The following figures giving the average heights and weights of males and females at various ages are taken from "The Infant and Young Child," by Morse-Wyman-Hill. I have not given the weights by months as these authors do. These weights up to the age of four years are without clothes. From four years onward the clothes are included. They allow about three pounds for the weight of the clothes.
I append the following tables showing the development of my own children down to date. Comparisons of the weight and height are possible in the cases of the two boys, and it will be noticed that both of these outstripped the average in height, although both of their parents and all four of their grandparents are short of stature, the tallest of these being only five feet and nine inches. Although Bernarr took on fat easily, we have always had greater trouble to keep Walden from getting fat than we have had with Bernarr. It will be noticed that, although Walden was the largest at birth and weighed the most at one year, yet he did not grow in height as rapidly as Bernarr. All three of these children were too heavy at birth and this I was forced to overcome after birth.

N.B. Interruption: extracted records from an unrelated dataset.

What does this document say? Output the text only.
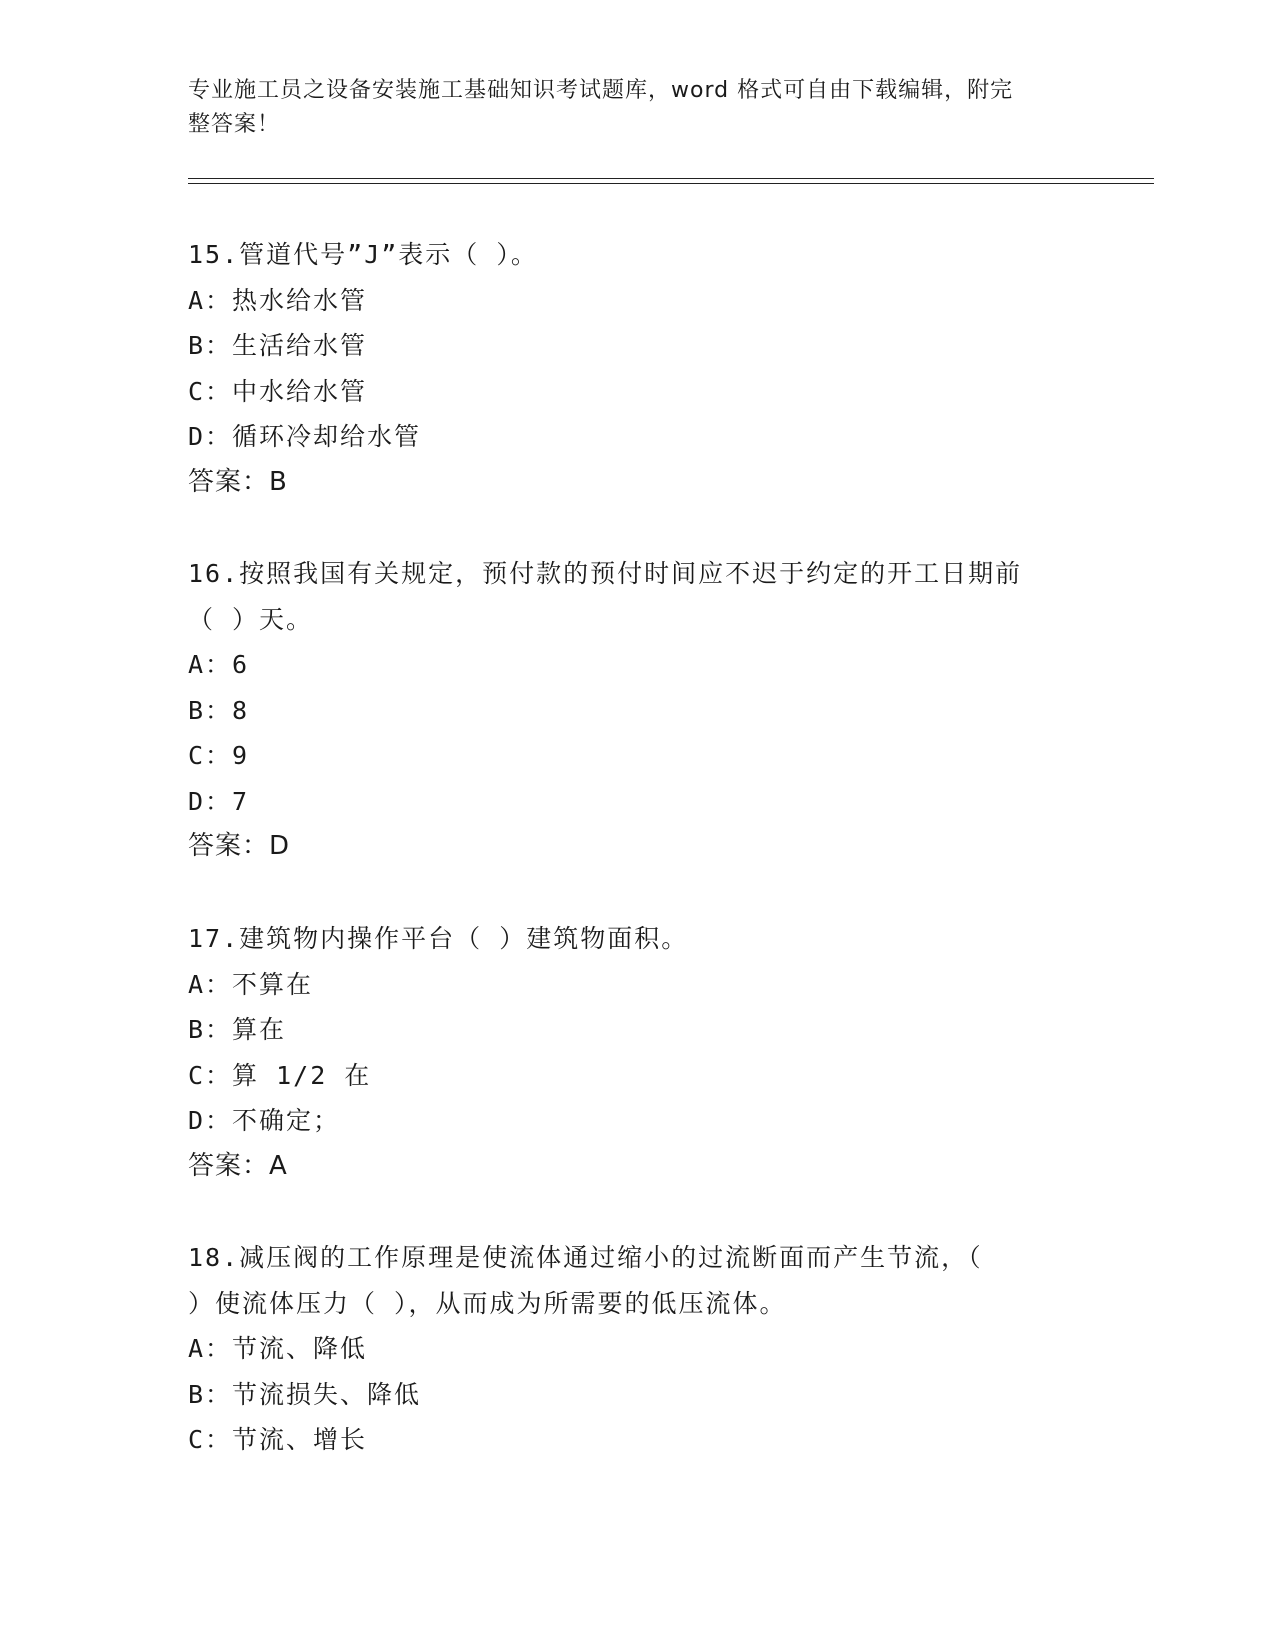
专业施工员之设备安装施工基础知识考试题库，word 格式可自由下载编辑，附完
整答案！
15.管道代号”J”表示（ ）。
A：热水给水管
B：生活给水管
C：中水给水管
D：循环冷却给水管
答案：B
16.按照我国有关规定，预付款的预付时间应不迟于约定的开工日期前
（ ）天。
A：6
B：8
C：9
D：7
答案：D
17.建筑物内操作平台（ ）建筑物面积。
A：不算在
B：算在
C：算 1/2 在
D：不确定；
答案：A
18.减压阀的工作原理是使流体通过缩小的过流断面而产生节流，（
）使流体压力（ ），从而成为所需要的低压流体。
A：节流、降低
B：节流损失、降低
C：节流、增长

|At Birth||20 inches||8-3/4 lbs.||13-1/2 inches|
|1 month||8-3/4 lbs.|
|2 months||9 lbs.|
|3 months||24-1/2 inches||11 lbs.||15-5/8 inches|
|6 months||28 inches||15 lbs.||16-1/2 inches|
|1 year||30 inches||19-1/2 lbs.||18-1/4 inches||18-1/2 inches|
|2 years||35-1/2 inches||35 lbs.||22 inches||20-1/4 inches|
|3 years||39-1/4 inches||41 lbs.||22-1/2 inches||20-1/2 inches|
|4 years||42 inches||45 lbs.||23-1/4 inches||20-3/4 inches|
|5 years||45-1/2 inches||49-1/2 lbs.||24-1/2 inches||21 inches|
|6 years||47 inches||50 lbs.||25 nches||21 inches|
|At Birth||21-1/2 inches||9-1/2 lbs.||14 inches||14-1/2 inches|
|1 month||9-1/4 lbs.|
|2 months||11 lbs.|
|3 months||24 inches||14 lbs.||16 inches||16 inches|
|6 months||26-3/4 inches||18 lbs.||17-7/8 inches||16-3/4 inches|
|1 year||29-3/4 inches||20 lbs, 6-3/8 oz.||19-1/4 inches||18-1/2 inches|
|2 years||35-1/2 inches||33 lbs.||21 inches||19-3/8 inches|
|3 years||38-5/8 inches||41 lbs.||22-1/2 nches||20 inches|
|At Birth||19 inches||7 lbs.||12-1/2 inches||13-1/4 inches|
|1 week||7 lbs.|
|2 weeks||7-1/2 lbs.|
|3 weeks||8 lbs.|
|1 month||20 inches||8-1/4 lbs.||13-1/8 inches||14-1/8 inches|
|2 months||21-1/4 inches||10 lbs.||14-1/2 inches||15 inches|
|3 months||22-1/2 inches||11-1/4 lbs.||15-3/4 inches||15-5/8 inches|
|4 months||22-3/4 inches||12-3/4 lbs.||16-1/2 inches||16 inches|
|5 months||24-5/8 inches||14 lbs.||16-1/8 inches|
|6 months||25 inches||14-3/4 lbs.||16-3/4 inches||16-1/2 inches|
Relative to the rest of the body, the head is quite large at birth, being greater in circumference than the chest. This ratio changes as the child grows and develops. If he develops as he should, thc chest will be a little larger at one year than the head. Fat babies, if the fat is not discounted, may not do this.
The lack of symmetry of the head, due to its compression in labor, soon disappears. The soft spot at the back of the head closes at about six weeks. The fontanel, or soft place on the top of the head, closes at from sixteen to eighteen months. It may even close earlier in children of superior nourishment who get an abundance of sunshine.